Nemmeno Phil Jackson, l’allenatore maestro zen dei Bulls, avrebbe potuto fornire in quel momento una visione migliore del ragazzo che alla fine ha trascorso i suoi 14 anni nella NBA diventando il più efficiente rimbalzista di sempre.

Rodman ha guidato la lega in rimbalzi sette volte, lo stesso numero di anni in cui ha fatto la prima squadra all-defensive dell’NBA.

Questo ci porta al 1986, quando Rodman divenne per lo più un giocatore di panchina dopo essere entrato nella NBA con i Pistons carichi. Alla fine del decennio sono diventati due volte campioni del mondo, con l’aiuto dei rimbalzi, della difesa e della ferocia di Rodman.

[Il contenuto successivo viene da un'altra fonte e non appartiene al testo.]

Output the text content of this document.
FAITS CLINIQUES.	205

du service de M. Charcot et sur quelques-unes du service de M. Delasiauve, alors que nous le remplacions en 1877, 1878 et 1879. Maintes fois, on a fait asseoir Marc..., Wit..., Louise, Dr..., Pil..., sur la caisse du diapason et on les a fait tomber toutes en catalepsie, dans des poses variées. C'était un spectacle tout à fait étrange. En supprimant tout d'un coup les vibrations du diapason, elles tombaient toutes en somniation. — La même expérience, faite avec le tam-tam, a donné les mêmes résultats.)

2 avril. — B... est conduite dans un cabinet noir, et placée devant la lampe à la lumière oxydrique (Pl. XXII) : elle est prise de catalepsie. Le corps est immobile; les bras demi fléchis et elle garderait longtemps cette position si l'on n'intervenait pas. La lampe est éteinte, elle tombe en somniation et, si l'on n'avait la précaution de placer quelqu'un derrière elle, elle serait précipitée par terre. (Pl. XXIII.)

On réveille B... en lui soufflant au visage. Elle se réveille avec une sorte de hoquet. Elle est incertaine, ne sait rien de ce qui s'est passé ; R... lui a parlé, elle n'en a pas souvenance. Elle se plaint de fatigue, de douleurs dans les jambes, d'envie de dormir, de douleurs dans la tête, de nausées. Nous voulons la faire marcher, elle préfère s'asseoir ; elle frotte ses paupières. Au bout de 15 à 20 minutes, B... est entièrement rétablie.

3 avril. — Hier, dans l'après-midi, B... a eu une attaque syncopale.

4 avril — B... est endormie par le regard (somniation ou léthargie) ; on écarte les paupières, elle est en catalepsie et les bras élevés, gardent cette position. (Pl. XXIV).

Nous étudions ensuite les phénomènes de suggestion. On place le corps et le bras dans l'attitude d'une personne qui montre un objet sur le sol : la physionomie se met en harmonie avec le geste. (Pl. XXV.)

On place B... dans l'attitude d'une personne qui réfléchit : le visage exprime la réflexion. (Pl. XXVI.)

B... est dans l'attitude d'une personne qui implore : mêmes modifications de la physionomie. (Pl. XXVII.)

Anche allora Rodman aveva dei problemi. Nel suo libro del 1997 intitolato “Bad as I wanna be” disse che era così depresso nella primavera del 1993 che tentò il suicidio. Chiese di essere scambiato con i Pistons e in ottobre andò a San Antonio, dove prima si rasò la testa con gli Spurs e poi cambiò colore di capelli, uscì con Madonna e si trasformò in un maestro del bizzarro.

Sì, ma solo perché lo sappiate mentre guardate l’episodio 3, che Dennis Rodman non è sempre Dennis Rodman.